Disagree, for reasons above.

> * I tentatively conclude that any patterns not covered by those should 
> be new MEPs to be supported by enhanced versions of the HTTP binding.  
> As is already the case, it should be possible to tell from the initial 
> interaction which of the MEPs is in use.  Most likely the best way to 
> do this is to intruduce a new "Request-with-Optional-Response" MEP.  I 
> will admit that I'm less clear on how carefully I'd want to signal the choice
> of MEP in the HTTP message.   In principle, I'd prefer that one be able to
> tell from inspecting the message whether the old or the new MEP is in use.
>  In practice, I could probably live with saying that new versions of 
> the HTTP binding support just "Response only" and a new "Request with 
> optional Response", which would be designed to be interoperable with 
> the old Request/Response in the specific case where a response was indeed sent.
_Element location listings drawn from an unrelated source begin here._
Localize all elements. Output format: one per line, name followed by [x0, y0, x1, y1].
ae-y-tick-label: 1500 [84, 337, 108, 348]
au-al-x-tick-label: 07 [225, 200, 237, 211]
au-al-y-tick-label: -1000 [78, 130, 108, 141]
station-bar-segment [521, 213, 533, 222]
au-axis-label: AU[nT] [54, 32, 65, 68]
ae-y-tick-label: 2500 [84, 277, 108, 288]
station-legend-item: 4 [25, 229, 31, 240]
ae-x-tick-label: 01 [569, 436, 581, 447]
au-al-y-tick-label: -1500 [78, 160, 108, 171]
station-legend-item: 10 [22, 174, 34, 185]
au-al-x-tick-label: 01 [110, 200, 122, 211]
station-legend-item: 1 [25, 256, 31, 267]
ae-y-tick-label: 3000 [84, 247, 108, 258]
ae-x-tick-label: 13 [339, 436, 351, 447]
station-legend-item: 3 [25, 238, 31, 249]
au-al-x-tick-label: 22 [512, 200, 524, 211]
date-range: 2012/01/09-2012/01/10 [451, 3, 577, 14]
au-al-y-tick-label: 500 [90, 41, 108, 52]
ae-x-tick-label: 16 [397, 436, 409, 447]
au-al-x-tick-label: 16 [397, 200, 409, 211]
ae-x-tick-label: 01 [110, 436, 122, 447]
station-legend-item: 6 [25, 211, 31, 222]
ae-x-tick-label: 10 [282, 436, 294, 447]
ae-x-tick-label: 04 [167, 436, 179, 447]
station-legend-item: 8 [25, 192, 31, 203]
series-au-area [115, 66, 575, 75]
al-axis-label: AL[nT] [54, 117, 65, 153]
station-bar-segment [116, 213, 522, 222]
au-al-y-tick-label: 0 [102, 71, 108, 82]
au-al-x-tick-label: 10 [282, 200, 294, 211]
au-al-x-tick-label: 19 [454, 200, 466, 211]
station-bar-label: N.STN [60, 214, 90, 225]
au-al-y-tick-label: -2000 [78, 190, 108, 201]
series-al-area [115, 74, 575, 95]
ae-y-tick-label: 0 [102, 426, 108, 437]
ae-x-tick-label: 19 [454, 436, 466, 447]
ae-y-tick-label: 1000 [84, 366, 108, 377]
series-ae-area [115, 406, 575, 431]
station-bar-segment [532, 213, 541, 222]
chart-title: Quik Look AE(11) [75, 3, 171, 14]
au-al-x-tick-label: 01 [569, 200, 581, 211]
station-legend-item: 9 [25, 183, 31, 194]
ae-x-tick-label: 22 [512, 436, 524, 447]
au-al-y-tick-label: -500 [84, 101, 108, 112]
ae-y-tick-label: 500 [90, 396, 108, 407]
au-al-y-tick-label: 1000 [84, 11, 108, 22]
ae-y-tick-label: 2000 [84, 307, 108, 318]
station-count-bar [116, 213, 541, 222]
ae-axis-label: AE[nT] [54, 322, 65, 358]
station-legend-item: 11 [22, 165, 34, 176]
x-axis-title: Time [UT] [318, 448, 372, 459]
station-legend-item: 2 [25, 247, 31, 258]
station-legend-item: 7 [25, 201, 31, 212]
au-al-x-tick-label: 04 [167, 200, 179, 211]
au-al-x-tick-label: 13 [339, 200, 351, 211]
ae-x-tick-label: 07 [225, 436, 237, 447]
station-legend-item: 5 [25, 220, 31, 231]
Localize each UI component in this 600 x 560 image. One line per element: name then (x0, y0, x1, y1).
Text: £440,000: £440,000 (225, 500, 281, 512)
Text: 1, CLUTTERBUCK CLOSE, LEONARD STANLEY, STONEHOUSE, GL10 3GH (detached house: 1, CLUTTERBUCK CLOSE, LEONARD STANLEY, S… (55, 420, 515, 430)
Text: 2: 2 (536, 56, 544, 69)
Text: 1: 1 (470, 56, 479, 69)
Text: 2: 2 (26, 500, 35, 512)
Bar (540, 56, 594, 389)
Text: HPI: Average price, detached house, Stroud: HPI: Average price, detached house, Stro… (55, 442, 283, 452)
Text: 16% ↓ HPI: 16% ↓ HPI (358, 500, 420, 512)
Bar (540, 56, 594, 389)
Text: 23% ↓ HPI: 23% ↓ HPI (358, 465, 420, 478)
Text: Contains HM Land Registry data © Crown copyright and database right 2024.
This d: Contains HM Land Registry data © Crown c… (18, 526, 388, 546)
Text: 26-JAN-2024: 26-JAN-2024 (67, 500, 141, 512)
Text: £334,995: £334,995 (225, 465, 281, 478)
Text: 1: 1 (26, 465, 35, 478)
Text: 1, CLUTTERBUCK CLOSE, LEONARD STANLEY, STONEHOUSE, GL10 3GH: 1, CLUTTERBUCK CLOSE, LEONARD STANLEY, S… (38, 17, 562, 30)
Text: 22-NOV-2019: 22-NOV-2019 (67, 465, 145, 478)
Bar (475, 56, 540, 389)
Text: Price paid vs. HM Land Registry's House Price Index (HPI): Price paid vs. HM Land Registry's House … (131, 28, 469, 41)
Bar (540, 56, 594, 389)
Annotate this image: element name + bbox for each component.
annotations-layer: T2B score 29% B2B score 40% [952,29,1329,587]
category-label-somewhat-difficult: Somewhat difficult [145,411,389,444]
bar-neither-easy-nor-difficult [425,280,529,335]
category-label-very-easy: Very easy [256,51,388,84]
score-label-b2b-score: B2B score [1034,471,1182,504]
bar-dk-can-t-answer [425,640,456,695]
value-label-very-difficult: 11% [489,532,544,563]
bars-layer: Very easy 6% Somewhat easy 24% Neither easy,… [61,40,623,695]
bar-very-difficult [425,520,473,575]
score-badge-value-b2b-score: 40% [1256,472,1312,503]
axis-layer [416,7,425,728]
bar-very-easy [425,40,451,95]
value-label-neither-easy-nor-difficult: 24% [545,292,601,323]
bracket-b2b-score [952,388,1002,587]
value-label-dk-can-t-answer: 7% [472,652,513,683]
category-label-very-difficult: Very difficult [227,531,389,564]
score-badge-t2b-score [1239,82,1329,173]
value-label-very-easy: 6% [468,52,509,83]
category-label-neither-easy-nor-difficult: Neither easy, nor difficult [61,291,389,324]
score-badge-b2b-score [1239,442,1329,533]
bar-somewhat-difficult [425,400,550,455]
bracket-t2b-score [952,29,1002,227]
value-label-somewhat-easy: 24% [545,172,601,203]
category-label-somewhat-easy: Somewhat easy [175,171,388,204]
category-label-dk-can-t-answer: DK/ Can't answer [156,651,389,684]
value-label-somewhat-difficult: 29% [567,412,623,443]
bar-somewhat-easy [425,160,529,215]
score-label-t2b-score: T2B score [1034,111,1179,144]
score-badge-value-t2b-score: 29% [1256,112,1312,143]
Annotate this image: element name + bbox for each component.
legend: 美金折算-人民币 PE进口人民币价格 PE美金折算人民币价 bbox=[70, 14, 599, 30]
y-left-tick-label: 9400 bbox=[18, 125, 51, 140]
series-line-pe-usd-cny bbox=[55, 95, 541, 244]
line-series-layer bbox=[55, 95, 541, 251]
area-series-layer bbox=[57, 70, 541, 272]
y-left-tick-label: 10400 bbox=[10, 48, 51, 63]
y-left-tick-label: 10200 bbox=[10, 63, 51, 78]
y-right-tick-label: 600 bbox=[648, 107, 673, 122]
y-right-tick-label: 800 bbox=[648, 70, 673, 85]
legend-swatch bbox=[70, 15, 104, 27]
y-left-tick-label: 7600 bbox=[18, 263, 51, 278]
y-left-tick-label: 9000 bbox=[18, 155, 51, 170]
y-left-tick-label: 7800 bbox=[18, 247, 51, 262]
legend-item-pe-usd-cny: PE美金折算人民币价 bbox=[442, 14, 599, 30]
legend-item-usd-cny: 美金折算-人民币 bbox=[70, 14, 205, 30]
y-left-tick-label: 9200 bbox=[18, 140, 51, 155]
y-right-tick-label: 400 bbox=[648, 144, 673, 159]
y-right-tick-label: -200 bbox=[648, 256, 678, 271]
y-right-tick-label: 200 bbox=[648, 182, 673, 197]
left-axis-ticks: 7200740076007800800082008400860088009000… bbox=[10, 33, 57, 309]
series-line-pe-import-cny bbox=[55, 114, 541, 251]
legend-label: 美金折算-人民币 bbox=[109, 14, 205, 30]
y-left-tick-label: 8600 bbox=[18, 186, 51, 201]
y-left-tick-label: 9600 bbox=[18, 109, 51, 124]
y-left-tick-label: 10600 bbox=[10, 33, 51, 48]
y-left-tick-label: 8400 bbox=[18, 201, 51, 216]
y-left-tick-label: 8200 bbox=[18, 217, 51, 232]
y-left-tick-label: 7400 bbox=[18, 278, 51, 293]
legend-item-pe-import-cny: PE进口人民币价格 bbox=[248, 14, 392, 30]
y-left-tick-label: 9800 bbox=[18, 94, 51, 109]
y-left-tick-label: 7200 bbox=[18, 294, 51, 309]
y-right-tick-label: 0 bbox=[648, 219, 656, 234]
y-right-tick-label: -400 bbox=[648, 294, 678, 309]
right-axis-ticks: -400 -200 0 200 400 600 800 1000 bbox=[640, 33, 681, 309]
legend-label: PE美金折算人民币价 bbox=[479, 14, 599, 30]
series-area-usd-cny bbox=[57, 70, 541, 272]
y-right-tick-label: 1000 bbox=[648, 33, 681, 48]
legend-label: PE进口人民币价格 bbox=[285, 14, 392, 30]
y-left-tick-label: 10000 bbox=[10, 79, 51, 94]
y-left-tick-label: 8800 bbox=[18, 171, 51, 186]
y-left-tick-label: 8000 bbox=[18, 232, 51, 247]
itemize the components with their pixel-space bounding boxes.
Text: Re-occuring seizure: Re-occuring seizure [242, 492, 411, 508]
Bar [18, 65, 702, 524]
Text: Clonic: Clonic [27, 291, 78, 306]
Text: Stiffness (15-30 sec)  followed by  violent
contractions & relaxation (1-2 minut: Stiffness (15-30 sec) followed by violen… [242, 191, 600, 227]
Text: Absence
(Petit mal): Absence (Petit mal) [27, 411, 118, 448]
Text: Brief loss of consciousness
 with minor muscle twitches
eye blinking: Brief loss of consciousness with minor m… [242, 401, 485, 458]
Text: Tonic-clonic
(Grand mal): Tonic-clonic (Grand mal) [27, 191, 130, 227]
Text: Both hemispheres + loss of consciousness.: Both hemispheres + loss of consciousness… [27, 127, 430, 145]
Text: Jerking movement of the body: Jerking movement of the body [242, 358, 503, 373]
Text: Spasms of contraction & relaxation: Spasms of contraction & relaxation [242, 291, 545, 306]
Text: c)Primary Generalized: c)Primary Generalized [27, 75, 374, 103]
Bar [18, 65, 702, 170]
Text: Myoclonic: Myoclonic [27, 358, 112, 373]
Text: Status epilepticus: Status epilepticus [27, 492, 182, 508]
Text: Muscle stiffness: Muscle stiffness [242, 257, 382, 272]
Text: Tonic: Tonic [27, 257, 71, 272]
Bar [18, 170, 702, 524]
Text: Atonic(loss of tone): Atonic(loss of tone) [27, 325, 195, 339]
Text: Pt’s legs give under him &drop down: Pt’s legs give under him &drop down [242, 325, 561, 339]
You make an assumption that the messages should be self-describing from an MEP perspective, which I do not believe is true.  

You might want to talk to Paco because he's been advocating on WS-A for quite some time that even the presence of a ReplyTo does not mean that request-response is in effect, nor does absence of ReplyTo indicate that one-way is in effect.  There may be application semantics or higher level MEPs - such as WS-Eventing or WS-Notification - that constrain the MEP.

Also, I'll point out that on the OASIS WS-RX committee, BEA has asked that the WS-RX:AcksTo cannot be anonymous when the ReplyTo is not-anonymous.  The problem is that the WS-rx software, and anybody else that defines a *To value, will have be in the loop to see if there needs to be an HTTP response value.  In this case, the SOAP MEP might be "one-way" because the ReplyTo is not-anonymous, but then maybe the SOAP MEP should be "request-response" because rx layer has to stuff an SOAP ack response in.  I'm sure ChrisF can and will comment on this.